Yu-Hung Hong and Alven H. S. Lam

November 1998, English

Hong Kong’s land-leasing system empowers the government to exercise two important land policy measures—regulating land supply and capturing development windfalls. This paper focuses on the evaluation of the effectiveness of this leasehold system especially in the areas of capturing development gains for financing urban infrastructure. The portion of development profits captured by the government was measured through an analysis of the official lease-negotiation cases. An average of 39 percent of the increased land value occurring between 1970 and 1991 was captured through leasing public land. These captured benefits plus other land related revenues accounted for 79 percent of the average annual infrastructure investment for the same period. Despite the success in capturing development windfalls, scholars and policymakers have engaged in a series of debates over the implications of this land-leasing method on property prices.

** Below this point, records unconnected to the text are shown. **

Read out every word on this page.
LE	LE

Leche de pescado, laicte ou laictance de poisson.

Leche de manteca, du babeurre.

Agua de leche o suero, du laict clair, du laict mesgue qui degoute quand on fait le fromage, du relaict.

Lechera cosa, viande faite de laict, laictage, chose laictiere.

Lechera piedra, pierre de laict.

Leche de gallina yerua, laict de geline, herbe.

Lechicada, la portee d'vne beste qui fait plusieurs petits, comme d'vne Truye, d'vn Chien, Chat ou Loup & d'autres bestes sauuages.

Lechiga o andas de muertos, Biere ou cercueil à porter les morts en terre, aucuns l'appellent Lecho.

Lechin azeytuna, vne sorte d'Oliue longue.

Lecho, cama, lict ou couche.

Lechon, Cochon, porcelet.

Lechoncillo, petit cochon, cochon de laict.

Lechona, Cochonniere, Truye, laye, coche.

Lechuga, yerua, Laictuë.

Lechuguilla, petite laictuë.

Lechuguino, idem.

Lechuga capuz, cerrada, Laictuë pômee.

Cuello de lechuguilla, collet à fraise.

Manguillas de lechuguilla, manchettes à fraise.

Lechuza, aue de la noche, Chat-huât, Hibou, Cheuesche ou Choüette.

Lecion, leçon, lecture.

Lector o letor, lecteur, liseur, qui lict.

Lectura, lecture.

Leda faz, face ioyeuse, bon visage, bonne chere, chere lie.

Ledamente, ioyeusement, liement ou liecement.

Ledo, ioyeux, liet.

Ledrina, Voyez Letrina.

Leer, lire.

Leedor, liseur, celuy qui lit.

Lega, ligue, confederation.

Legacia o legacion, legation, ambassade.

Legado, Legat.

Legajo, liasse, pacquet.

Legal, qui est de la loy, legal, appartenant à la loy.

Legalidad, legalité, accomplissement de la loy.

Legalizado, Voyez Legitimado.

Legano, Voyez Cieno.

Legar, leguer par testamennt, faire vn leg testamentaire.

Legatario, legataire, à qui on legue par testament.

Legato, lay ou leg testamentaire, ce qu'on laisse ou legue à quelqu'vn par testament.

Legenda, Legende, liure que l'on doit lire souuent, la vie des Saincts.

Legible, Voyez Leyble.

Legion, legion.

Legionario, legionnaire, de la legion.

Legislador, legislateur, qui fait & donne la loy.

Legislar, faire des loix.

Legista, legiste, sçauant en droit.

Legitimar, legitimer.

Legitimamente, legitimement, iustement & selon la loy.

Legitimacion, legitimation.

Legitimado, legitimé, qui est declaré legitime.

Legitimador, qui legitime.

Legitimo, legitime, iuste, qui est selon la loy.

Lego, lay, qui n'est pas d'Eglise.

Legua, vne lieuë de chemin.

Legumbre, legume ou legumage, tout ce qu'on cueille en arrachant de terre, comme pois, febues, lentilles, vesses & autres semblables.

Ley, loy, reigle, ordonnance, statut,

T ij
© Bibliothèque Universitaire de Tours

The dual role of the government in regulating land use and negotiating land premiums may have created an institutional setting that has generated imperfect competition in the real estate market and encouraged property speculation. By undertaking an institutional analysis, the authors establish a causal relationship between the land-value-capture experience and high land and property prices in Hong Kong. The institutionally oriented explanation of high housing costs-which many analysts have neglected-would have important implications on policy recommendations for capturing development windfalls by leasing public land in Hong Kong and elsewhere.